Under the Opposition's attack over the amended Citizenship Act, the Bharatiya Janata Party is set to launch a public awareness programme to inform people about its features and benefits, and also "dispel the propaganda" that the legislation is against any community.
Though the party intends to start a nation-wide campaign, it will run an intensive exercise in states where the legislation's beneficiaries are in large numbers.
West Bengal BJP president Dilip Ghosh said that the party will launch a mass contact programme and distribute literature about the law.
He estimated that over two crore people can get Indian citizenship under the amended Act.
At many places, the campaign will start from Saturday, a day after the winter session of Parliament ends.
According to the amended act, members of Hindu, Sikh, Buddhist, Jain, Parsi and Christian communities who have come from Pakistan, Bangladesh and Afghanistan till December 31, 2014 and facing religious persecution there will not be treated as illegal immigrants but given Indian citizenship.
Ghosh said the BJP will help these people in applying for Indian citizenship.
The BJP is likely to hold a meeting in Lucknow on Saturday over the issue as it works on launching a publicity campaign.

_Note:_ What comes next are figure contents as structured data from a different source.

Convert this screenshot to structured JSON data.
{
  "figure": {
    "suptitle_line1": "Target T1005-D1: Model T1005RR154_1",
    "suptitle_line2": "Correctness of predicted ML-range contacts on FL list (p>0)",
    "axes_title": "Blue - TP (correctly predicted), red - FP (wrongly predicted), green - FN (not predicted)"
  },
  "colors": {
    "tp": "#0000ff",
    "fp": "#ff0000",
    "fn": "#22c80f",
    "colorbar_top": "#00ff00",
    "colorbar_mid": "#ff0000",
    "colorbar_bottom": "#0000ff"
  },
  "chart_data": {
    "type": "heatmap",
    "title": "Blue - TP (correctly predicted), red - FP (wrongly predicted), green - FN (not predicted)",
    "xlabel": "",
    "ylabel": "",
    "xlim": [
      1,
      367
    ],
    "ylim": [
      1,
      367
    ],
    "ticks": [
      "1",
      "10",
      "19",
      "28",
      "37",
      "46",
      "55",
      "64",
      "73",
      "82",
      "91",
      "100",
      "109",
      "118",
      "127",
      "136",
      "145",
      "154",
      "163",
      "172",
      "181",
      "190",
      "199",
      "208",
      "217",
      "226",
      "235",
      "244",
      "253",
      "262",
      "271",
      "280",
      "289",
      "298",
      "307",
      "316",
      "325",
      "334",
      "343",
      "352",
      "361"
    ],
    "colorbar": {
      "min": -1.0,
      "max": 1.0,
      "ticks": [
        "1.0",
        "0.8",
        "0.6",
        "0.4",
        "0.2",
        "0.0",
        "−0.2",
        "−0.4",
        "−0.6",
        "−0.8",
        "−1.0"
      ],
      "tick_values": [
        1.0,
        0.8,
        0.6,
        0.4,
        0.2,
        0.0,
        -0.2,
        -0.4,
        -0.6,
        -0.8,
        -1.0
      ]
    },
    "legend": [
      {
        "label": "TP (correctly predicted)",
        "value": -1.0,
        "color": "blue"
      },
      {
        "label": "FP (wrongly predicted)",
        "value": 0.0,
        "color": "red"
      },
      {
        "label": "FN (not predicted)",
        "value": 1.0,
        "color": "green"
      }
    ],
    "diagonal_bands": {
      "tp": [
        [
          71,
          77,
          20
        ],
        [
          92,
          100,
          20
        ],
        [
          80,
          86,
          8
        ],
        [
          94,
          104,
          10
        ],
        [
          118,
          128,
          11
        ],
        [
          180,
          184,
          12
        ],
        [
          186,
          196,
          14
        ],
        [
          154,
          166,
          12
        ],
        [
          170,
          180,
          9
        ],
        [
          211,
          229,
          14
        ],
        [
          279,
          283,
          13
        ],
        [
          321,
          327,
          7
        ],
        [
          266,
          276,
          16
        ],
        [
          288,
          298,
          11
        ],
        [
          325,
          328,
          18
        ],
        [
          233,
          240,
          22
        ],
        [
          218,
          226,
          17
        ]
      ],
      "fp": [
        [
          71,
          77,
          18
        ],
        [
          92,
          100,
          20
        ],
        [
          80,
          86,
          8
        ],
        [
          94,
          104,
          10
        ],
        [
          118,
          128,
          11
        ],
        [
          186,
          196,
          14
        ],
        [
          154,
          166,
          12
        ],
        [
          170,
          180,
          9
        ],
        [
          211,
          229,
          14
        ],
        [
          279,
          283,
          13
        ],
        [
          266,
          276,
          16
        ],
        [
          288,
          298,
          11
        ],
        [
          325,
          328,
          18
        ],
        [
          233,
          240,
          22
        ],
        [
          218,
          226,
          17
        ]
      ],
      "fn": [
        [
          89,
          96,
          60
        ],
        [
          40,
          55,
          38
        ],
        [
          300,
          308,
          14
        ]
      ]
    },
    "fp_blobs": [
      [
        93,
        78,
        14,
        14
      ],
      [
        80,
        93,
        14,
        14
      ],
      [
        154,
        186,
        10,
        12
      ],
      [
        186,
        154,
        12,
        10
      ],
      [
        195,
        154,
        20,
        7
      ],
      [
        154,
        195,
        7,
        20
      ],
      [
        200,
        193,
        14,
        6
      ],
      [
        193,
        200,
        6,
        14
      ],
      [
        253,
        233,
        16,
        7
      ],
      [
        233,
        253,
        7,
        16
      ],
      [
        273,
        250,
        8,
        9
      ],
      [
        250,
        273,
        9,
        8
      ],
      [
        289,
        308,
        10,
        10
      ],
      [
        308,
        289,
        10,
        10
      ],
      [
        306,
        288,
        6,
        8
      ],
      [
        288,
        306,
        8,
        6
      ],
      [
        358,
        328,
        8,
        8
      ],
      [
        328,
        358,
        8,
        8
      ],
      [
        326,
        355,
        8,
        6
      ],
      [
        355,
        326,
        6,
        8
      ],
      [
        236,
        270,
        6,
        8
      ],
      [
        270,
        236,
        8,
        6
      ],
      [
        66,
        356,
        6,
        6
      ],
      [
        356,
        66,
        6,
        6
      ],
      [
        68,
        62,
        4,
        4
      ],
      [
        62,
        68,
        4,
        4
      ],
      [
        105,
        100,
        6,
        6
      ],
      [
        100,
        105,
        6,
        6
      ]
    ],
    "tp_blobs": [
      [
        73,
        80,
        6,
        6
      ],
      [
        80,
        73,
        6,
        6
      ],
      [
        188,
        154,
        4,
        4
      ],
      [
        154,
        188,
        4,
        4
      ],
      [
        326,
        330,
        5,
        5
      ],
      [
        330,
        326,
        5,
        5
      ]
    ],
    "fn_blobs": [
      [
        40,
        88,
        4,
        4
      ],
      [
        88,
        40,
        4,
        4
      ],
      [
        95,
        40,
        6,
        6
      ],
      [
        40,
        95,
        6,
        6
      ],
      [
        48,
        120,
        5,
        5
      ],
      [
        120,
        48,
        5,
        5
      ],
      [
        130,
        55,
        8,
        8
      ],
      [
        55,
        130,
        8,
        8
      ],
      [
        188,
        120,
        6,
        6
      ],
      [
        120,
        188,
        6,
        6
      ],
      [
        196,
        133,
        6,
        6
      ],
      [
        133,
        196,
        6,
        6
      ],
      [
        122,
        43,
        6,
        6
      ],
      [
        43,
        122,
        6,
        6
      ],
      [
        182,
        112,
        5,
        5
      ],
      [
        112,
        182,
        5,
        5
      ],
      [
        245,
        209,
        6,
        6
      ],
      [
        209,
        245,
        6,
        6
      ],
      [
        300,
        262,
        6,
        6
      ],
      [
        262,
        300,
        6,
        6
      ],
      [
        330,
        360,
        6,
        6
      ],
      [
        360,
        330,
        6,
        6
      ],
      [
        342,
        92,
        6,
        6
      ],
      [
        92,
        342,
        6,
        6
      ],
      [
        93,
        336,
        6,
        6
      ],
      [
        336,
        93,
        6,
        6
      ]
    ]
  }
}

The party's Uttar Pradesh general secretary Vijay Bahadur Pathak said the BJP will "dispel" the "opposition-sponsored propaganda" that the act is against any community and tell the masses how it will benefit a large number of minorities from the three countries who had been living in poor condition in India after fleeing their nations due to religious persecution.
Opposition parties such as the Congress and the Trinamool Congress have dubbed the law "discriminatory against Muslims" and "violative of the Constitution", and argued that it makes religion a ground for citizenship.
The BJP has asserted that the amended act not against any community.
Pathak said the amendment was about giving citizenship and not denying it.